The Motion for Reconsideration In its final assignment of error, Kenker claims the trial court erred in denying its motion for reconsideration of the August 25, 1999, opinion and entry on all pending motions. We note that there is no provision in the civil rules for a motion for reconsideration. Contrary to Kenker's assertion, the trial court carefully considered the evidence presented, in conformity with Civ.R. 56. The trial court did not err in denying the motion for reconsideration, except as to Kenker's claim for misappropriation of trade secrets as addressed in the resolution of the first assignment of error. In all other respects the fifth assignment of error is overruled.

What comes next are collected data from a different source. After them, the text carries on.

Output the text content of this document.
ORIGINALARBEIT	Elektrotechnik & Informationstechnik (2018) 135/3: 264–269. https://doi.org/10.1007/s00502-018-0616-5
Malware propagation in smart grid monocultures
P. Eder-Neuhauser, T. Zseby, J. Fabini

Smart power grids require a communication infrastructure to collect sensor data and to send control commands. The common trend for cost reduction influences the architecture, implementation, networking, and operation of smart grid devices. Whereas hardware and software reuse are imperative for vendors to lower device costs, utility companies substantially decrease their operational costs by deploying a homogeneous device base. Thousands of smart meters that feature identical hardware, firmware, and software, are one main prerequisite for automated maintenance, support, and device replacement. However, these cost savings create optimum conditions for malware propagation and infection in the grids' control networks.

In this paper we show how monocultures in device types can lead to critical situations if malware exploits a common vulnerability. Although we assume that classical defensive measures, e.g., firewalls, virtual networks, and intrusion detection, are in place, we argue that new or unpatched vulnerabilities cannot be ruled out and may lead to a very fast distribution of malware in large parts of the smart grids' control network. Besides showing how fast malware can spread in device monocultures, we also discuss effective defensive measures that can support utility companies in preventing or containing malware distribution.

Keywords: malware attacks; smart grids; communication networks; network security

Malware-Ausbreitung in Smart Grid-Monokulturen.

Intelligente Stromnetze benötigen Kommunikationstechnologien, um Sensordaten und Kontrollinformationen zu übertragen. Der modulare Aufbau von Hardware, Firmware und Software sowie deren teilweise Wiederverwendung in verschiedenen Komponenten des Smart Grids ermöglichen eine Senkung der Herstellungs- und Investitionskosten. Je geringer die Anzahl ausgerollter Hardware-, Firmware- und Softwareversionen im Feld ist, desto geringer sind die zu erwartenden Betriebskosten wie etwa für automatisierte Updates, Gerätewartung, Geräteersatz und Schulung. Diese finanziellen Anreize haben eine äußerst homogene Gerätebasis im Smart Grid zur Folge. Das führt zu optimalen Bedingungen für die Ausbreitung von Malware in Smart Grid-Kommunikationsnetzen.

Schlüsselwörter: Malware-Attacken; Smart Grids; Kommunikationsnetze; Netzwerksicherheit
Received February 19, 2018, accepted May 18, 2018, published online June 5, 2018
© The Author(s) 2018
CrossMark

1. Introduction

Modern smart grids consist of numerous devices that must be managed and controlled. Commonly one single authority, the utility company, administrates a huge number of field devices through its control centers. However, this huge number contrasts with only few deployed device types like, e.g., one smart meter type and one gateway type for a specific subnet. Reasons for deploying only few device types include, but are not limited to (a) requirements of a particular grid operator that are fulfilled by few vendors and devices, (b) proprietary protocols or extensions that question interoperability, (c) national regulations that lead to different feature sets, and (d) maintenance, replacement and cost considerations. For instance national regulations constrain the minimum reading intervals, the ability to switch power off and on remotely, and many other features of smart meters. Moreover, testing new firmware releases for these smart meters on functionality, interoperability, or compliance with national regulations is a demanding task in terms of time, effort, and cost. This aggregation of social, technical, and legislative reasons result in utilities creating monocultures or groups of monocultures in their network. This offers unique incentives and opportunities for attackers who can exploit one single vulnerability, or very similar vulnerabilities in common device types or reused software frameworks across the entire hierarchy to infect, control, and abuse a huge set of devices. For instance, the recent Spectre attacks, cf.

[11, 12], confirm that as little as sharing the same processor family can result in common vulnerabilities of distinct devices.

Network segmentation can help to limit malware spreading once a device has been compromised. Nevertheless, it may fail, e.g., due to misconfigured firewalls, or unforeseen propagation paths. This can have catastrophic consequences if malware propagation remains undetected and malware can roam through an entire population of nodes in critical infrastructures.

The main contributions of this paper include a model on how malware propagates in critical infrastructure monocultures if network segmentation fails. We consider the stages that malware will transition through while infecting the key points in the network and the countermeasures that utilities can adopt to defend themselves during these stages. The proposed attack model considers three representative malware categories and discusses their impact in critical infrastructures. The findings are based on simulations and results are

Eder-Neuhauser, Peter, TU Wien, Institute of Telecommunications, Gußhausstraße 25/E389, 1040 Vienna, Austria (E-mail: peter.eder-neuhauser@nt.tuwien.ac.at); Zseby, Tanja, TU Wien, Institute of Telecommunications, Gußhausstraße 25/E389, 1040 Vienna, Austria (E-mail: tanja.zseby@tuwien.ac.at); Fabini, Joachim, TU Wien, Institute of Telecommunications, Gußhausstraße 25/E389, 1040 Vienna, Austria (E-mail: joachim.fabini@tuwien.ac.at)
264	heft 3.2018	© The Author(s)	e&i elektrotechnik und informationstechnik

Therefore, the trial court's entries of judgment, in the appeal numbered C-990803, are reversed in part, and this case is remanded to the trial court for further proceedings on Kenker's claims of misappropriation of trade secrets raised against Riemeier and Layne only. The trial court's entries of judgment are affirmed as to all claims raised against Kirkbride. Layne's appeal, numbered C-990824, from the trial court's entries denying his motion for summary judgment on Kenker's claim for breach of fiduciary duty is dismissed.
Painter and Sundermann, JJ., concur.